Absent big equipment (which creates problems of its own), and lots of space, its basically impossible for a modern person to support any number of productive modern breeds at anything like peak condition as a matter of self sufficiency. You can't feed chickens a single crop and expect anything but dietary imbalance - and most of us can't grow and store multiple crops in the amounts needed to overwinter and replant come spring.
What we can do, depending on space, climate, soil conditions, is "bend the curve" by planting a biodiverse polyculture. The key is that there is a mix of greens and grasses coming into season at any given time.
Here's mine (last year), I'm getting back to work on it this year, after I meet with some people about my house build early in the week.

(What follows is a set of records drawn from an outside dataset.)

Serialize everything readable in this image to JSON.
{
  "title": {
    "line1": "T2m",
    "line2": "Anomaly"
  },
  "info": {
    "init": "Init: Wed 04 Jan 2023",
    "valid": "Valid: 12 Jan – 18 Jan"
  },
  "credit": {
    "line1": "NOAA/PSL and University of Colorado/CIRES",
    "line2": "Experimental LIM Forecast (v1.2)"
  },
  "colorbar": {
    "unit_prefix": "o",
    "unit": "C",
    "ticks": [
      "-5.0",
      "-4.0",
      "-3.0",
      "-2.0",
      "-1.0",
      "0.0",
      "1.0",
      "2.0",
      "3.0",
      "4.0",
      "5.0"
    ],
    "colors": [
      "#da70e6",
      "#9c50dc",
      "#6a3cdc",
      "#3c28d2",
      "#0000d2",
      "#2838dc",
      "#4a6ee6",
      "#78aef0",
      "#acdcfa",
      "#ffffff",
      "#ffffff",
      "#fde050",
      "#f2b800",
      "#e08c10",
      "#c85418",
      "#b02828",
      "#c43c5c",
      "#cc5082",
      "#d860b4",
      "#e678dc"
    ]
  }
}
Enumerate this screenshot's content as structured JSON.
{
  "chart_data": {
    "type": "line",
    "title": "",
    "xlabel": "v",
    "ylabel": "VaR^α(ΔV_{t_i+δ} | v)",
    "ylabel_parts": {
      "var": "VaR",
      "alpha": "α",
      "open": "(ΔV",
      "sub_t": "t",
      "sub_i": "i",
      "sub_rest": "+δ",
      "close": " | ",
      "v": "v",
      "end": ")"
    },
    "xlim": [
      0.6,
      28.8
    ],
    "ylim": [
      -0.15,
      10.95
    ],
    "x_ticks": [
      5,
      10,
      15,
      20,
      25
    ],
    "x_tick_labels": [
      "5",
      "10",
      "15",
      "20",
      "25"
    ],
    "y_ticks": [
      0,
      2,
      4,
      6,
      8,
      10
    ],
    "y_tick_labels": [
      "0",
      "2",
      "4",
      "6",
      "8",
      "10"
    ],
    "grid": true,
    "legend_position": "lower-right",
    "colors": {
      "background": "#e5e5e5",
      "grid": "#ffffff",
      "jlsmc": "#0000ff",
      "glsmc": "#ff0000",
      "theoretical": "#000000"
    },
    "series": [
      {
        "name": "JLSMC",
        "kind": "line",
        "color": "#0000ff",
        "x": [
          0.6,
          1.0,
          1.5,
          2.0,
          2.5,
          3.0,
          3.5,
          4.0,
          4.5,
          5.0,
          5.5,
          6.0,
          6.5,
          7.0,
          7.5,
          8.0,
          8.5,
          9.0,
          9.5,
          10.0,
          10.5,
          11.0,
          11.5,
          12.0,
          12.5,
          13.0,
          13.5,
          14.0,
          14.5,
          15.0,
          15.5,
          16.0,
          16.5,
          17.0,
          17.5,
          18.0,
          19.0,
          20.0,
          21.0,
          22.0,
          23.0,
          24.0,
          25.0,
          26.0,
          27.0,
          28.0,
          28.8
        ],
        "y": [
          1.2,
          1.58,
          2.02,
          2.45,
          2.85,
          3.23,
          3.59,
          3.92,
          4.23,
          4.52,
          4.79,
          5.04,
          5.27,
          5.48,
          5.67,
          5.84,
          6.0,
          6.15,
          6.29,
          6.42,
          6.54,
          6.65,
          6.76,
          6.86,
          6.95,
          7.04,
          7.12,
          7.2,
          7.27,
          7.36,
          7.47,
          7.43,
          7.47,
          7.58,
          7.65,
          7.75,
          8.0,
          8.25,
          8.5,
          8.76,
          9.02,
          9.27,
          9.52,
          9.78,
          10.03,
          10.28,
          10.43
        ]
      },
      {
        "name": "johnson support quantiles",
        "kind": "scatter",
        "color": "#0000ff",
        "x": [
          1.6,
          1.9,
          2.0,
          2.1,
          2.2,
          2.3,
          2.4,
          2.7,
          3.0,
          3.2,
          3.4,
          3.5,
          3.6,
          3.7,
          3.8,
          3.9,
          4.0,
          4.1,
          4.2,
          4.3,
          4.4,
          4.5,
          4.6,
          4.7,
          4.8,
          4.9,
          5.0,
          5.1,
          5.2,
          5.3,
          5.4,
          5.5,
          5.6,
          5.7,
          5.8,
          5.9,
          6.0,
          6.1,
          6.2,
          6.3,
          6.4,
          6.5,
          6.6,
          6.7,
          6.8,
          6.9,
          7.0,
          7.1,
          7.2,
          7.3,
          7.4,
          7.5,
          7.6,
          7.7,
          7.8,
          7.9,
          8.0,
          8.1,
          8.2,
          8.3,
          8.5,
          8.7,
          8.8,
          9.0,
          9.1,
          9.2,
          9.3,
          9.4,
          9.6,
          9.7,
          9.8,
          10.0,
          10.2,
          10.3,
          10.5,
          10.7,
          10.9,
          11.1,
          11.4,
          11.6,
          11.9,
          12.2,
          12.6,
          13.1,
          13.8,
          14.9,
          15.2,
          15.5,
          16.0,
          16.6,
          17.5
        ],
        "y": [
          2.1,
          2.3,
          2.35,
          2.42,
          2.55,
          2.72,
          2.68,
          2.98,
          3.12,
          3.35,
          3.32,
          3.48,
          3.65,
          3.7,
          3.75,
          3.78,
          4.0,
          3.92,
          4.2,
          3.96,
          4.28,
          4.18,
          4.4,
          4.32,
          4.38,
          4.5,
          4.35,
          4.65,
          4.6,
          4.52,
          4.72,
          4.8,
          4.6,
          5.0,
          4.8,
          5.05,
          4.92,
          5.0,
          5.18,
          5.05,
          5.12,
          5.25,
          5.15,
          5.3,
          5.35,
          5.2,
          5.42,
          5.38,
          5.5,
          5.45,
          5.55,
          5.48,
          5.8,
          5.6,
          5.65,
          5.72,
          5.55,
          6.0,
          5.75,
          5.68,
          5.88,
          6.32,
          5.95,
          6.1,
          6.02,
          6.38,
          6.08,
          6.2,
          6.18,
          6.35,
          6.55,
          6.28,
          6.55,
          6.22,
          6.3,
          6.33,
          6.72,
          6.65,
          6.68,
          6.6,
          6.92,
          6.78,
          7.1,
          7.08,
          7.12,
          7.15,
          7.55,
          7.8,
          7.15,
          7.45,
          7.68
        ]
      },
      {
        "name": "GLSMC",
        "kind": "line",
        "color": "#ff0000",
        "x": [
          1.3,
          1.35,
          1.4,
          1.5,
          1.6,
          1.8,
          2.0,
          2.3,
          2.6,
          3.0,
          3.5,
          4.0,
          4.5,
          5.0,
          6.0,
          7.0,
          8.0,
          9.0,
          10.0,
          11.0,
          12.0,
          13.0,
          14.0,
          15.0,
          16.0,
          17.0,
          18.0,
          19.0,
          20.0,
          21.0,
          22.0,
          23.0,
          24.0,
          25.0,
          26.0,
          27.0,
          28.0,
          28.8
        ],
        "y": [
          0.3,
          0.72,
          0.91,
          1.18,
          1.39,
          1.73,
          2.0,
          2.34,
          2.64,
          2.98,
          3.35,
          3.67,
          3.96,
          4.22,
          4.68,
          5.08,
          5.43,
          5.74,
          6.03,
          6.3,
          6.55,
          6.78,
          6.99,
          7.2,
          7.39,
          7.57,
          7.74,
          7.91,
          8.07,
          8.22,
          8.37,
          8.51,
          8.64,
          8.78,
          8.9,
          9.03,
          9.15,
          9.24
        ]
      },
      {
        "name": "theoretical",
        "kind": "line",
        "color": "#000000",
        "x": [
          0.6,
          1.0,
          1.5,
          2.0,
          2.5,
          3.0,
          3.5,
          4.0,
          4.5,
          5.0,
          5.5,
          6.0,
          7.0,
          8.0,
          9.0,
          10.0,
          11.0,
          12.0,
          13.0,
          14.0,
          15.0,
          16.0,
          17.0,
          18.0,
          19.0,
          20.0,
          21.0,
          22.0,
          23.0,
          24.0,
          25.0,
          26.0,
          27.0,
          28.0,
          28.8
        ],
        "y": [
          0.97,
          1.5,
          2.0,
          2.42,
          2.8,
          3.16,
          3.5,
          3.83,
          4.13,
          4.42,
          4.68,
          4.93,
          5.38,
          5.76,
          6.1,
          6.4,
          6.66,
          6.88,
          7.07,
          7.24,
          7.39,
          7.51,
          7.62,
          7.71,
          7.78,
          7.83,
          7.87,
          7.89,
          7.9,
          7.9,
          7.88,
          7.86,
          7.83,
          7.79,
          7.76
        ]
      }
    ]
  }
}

The short form is that I have multiple grasses, multiple grains, multiple legumes, and even some fruits and veggies and "leafies" always going - but no single crop they can gorge on at any given time. Even then, all I can do is reduce my commercial feed needs. With better soil, more water, something heavier than hand tools and a (much) smaller flock, I could probably get the feed bill down to nothing for about half the year, by also providing meat scraps - but note that I am beginning to approach a "working farm", in that I have chickens, ducks, rabbits, goats, and ground. I'd like to add fish to the duck pond, as well - tilapia - but I need a way to aerate the water which is both cheap and not dependent on power. Solar cells aren't in the budget right now.